Disclaimer. This is my first gun. I have never fired a powder actuated gun in my life until this one.
So on September 11, having sat on my newly minted PAL for a whole 24 hours, I drove out to my nearest Bass Pro (Niagara on the Lake) and purchased a Savage 64 F (.22 rifle semi-automatic, iron sights), a 350 pack of Federal .22 Ammo, and a small pack of CCI subsonic (which the customer service guy said may not operate the semi-auto mechanism properly – it worked fine). The subsonic is for rats inside the barn – where ricochets would pose a safety risk. One of the reasons I chose this to start with is the fact that it was made in Lakefield, Ontario – Savage acquired the Cooey company which was an Ontario born and bred gun manufacturer. The gun came with an additional trigger guard (cable type). I thought that was a nice touch. The price was $169.99 Canadian (I was pleasantly surprised that it was basically the same as the US price properly converted).
Once home (by about 6 pm), I checked it out thoroughly. I was initially taken by how small and light it seemed. I somehow expected something heavier – more forbidding. I glanced over the manual, loaded up the magazine (sturdy metal) with 10 rounds, and went outside. I live on 34 acres, so no one is going to complain about a few gun shots. I tried the subsonics, and they were really quiet. Sadly there were no rats about to target. They have become harder to spot since we have less food about for the birds which we have been losing so fast. I plinked a few targets, and then loaded up some federal rounds. I set up a political lawn sign I had lying around against a heavy wooden backstop across the yard, and sighted the gun in. At 10 yards I fired two groups of 5 about 1 1/2″ across shooting standing and from the knee. I set up a board about 4″ across and hit that first time at 50 yards. I added a can and a bottle, hit the can first shot, the bottle with one miss both at 50 yards, so I can say the gun is pretty accurate – and I am not too bad a marksman when sitting with the gun resting on the balcony. The light was getting bad so I stopped practicing and put the animals away for the night. In all I used up 10 rounds of subsonic and about 30 rounds of regular ammo.

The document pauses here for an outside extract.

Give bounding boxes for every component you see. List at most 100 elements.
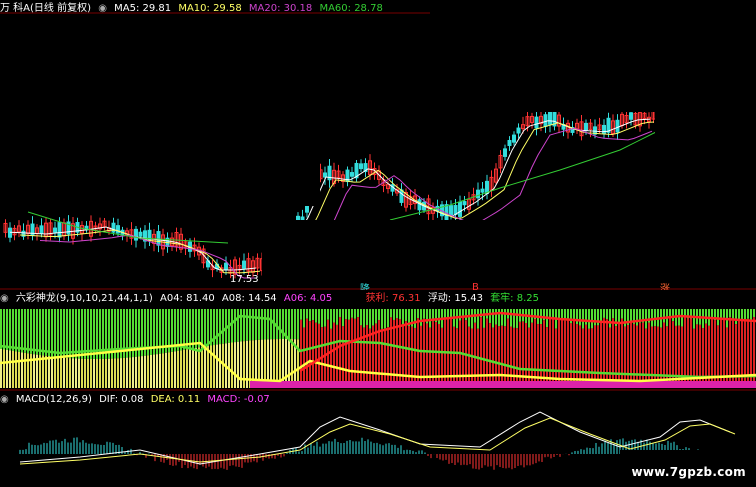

I have largish hands, so the safety was no problem using my thumb, although it is a trifle stiff. I expect it will ease up over use. The trigger feels really smooth and light – I have nothing to compare it with, but I certainly found it easy and predictable. There was no recoil at all, and the noise was minimal to me (although the horses were a little disturbed). The ducks and chickens didn’t seem to care. In fact my crossbow has more kick – I find it hard to follow the flight of the bolt from the crossbow, but I could see the impact holes of the .22 bullets on the target. The bolt catch was a little weird at first – but once I got the hang of just pressing it in at the right spot, it was easy to open the chamber to check or for cleaning.
The front sight is perhaps a little large and for me obscures the target a bit too much. The rear sight is a simple notch which has a little elevator piece for range setting. Easy enough to use, but I didn’t change it from point blank for now. At some point I may transfer the optical sight I have on an air rifle and see how that performs.
The cable type gun lock was a little stiff to pass through the chamber and out through the magazine slot, but I was able to make it work, and it provides a great way to protect the gun while it is out of the safe.
The magazine seems sturdy, and I was able to load it reasonably easily – a little stiff perhaps but it is brand new. Following the instructions I easily disassembled the rifle – the barrel comes off with two allen-type screws. I reassembled it in about 5 minutes and was good to go.
So far, so good. I have no significant criticisms of the rifle, and for value for money I give it 10 out of 10.